OpenAI trained an elite hacker, then locked him in a cage. All it does is hack OpenAI’s own AI. The company says it’s too dangerous to let anyone near it.
The model is called GPT-Red and OpenAI detailed this week. It’s an automated red team: software that looks for ways to hijack or sabotage other AI systems, so holes can be patched before release. People have long done this work by hand. This is OpenAI’s deepest push to automate itself AI securityand GPT-Red does it at machine speed.
OpenAI aims for this emergency injectioninstructions hidden in an email, web page, or file trick the model into doing something it shouldn’t. Then he released the hacker to real targets.
Training dojo
GPT-Red learns by fighting. OpenAI turned it into a game against a team of defensive models. GPT-Red is rewarded for attacking; to repel one of the defenders. As the defenders get wiser, GPT-Red has to come up with worse tricks. OpenAI says it has poured some of its largest computations ever into the model, an unprecedented amount for security work.
It was good. talking to MIT Technology Reviewthe team says GPT-Red has discovered an entirely new class of attack they’ve never seen before, which they call “fake thought chaining.” He places a fake note in the model’s personal working memory and tricks her into believing something that isn’t true.
“It’s like I told you 1+1=3 and you’ve already confirmed it,” OpenAI researcher Chris Choquette-Choo said. “The model says, ‘Oh, okay, sure,’ and just spits out 3.”
Hacking the vending machine
The tests became physical. In one, GPT-Red attacked Vendy, an AI agent operating a real-life vending machine in OpenAI’s office, built by Andon Labs. He changed prices, marked down an expensive item by as little as 50 cents, and canceled the customer’s order. OpenAI said it disclosed the flaws.
The accounts are remarkable. Against older GPT-5, more than 90% of GPT-Red’s strongest attacks worked. Against the new GPT-5.6It was less than 23%. In the 2025 replay of the test, GPT-Red beat the human red teams 84% to 13% of the time.
It is kept in a cage
OpenAI trained GPT-5.6 against GPT-Red and calls it the most robust model against rapid injection.
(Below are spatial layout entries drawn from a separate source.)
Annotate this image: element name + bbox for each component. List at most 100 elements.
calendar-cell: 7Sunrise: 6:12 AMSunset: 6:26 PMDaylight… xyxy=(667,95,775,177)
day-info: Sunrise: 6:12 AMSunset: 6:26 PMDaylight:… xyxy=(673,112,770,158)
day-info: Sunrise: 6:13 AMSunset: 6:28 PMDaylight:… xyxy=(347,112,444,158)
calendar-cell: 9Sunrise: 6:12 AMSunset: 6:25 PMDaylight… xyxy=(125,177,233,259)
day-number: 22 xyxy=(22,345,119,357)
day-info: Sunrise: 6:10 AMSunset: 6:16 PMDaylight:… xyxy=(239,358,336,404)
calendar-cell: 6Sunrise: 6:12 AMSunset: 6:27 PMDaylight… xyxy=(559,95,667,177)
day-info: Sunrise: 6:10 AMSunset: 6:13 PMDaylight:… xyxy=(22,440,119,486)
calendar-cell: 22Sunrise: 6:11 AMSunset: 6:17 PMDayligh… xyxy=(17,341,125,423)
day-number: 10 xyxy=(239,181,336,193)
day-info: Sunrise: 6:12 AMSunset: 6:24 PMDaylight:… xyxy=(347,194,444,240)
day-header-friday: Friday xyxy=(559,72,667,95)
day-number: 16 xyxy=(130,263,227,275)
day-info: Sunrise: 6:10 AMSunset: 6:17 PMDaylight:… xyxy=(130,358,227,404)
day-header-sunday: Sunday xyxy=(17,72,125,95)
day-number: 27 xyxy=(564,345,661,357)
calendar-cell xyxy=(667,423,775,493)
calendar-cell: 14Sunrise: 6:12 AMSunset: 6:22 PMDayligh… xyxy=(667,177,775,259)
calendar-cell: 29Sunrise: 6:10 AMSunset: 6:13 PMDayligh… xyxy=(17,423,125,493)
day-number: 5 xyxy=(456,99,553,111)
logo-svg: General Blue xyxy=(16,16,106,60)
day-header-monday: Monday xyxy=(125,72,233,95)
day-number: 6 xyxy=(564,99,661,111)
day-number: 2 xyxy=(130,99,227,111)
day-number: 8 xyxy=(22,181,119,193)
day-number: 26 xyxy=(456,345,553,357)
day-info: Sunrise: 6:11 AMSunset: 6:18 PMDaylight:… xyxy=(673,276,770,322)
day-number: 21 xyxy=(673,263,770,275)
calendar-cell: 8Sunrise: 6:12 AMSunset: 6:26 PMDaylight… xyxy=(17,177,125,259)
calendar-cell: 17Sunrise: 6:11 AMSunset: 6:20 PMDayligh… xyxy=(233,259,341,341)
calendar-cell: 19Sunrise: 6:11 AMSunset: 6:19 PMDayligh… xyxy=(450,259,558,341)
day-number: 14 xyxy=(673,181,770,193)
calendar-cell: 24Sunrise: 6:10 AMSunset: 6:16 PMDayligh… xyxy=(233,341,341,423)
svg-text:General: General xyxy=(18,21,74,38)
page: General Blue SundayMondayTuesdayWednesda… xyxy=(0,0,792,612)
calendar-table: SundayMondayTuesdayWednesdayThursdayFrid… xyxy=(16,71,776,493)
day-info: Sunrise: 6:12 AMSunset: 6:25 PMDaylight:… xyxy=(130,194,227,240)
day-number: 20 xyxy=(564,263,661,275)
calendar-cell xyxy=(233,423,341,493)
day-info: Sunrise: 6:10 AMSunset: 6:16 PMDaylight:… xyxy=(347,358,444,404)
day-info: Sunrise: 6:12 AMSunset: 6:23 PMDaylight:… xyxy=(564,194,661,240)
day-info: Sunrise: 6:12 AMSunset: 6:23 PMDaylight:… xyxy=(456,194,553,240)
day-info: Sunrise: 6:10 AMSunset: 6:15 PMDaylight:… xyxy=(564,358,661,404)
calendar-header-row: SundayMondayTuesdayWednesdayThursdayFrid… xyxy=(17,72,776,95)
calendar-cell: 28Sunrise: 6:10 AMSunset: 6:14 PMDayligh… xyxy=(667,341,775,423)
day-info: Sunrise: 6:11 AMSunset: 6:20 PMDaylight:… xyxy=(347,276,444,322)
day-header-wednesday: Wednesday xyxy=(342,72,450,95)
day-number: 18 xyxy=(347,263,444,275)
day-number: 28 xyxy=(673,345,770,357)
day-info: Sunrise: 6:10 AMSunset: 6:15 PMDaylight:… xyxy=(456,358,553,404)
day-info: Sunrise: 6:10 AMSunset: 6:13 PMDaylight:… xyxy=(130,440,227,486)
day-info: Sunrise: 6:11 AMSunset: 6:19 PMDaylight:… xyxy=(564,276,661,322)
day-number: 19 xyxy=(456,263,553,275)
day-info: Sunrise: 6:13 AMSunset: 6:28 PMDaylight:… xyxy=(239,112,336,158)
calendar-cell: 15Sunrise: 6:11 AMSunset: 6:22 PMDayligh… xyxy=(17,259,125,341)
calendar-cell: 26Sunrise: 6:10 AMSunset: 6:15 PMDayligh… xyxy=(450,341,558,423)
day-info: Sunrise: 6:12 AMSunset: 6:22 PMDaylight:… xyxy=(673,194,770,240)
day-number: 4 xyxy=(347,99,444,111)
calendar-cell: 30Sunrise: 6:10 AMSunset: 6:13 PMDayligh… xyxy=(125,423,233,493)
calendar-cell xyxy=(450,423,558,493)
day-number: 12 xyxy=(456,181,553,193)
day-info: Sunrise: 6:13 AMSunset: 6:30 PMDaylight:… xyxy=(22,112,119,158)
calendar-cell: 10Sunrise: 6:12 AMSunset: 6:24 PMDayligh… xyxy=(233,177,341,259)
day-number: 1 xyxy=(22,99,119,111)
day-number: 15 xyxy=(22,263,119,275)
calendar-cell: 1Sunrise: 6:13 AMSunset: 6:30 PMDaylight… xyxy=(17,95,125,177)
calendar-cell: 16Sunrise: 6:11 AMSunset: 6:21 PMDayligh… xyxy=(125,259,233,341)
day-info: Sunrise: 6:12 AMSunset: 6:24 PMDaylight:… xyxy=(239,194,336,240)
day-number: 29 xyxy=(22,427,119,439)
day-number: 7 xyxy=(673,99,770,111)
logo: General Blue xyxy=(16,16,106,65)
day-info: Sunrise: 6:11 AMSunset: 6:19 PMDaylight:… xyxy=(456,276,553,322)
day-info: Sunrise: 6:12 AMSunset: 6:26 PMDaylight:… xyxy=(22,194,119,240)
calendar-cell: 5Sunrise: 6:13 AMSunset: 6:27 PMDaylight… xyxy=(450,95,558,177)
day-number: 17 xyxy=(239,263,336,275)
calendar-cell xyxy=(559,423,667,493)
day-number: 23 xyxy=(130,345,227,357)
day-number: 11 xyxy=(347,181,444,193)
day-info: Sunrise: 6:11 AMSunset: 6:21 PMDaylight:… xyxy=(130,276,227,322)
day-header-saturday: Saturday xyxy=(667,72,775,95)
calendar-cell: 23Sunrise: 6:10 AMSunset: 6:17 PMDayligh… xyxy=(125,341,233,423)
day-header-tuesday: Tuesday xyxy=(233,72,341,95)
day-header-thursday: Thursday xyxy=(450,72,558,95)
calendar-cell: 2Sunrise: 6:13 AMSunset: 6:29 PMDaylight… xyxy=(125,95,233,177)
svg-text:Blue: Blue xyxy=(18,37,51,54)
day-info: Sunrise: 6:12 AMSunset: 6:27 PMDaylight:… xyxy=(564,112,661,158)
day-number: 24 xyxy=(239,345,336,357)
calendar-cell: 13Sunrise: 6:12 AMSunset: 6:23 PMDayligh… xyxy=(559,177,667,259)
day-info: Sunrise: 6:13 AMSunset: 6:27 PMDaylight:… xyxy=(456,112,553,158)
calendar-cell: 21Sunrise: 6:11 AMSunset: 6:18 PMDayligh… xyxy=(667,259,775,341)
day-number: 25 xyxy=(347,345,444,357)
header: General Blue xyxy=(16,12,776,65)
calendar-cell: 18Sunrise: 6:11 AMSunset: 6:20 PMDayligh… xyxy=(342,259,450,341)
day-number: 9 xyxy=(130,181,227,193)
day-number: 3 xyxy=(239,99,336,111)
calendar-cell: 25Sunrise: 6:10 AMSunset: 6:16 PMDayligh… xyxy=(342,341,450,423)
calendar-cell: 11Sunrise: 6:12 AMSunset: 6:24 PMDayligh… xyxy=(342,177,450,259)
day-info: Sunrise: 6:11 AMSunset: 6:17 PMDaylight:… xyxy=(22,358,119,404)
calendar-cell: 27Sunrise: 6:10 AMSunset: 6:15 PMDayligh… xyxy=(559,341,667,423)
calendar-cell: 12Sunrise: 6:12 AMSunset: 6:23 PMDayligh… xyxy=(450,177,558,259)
But he won’t hand over the attacker himself, so his skills are far from reality agent hijackers. This is not the first lab to build something and decide not to release.
“It’s not a trivial thing that someone can easily do,” Choquette-Choo said, “just go and train a super-striker using this idea.”
GPT-Red still has blind spots. Weak in extended, back-and-forth attacks, and hiding instructions inside images. And human testers continue to catch things he missed. “I think human experience will still be very important,” said Jessica Ji, an AI security analyst at Georgetown’s CSET.
The bigger idea is the flywheel: use today’s models to harden tomorrow’s models. OpenAI is already doing this to make its AI smarter. Now he wants security to expand just as quickly. The full document will be released later this week.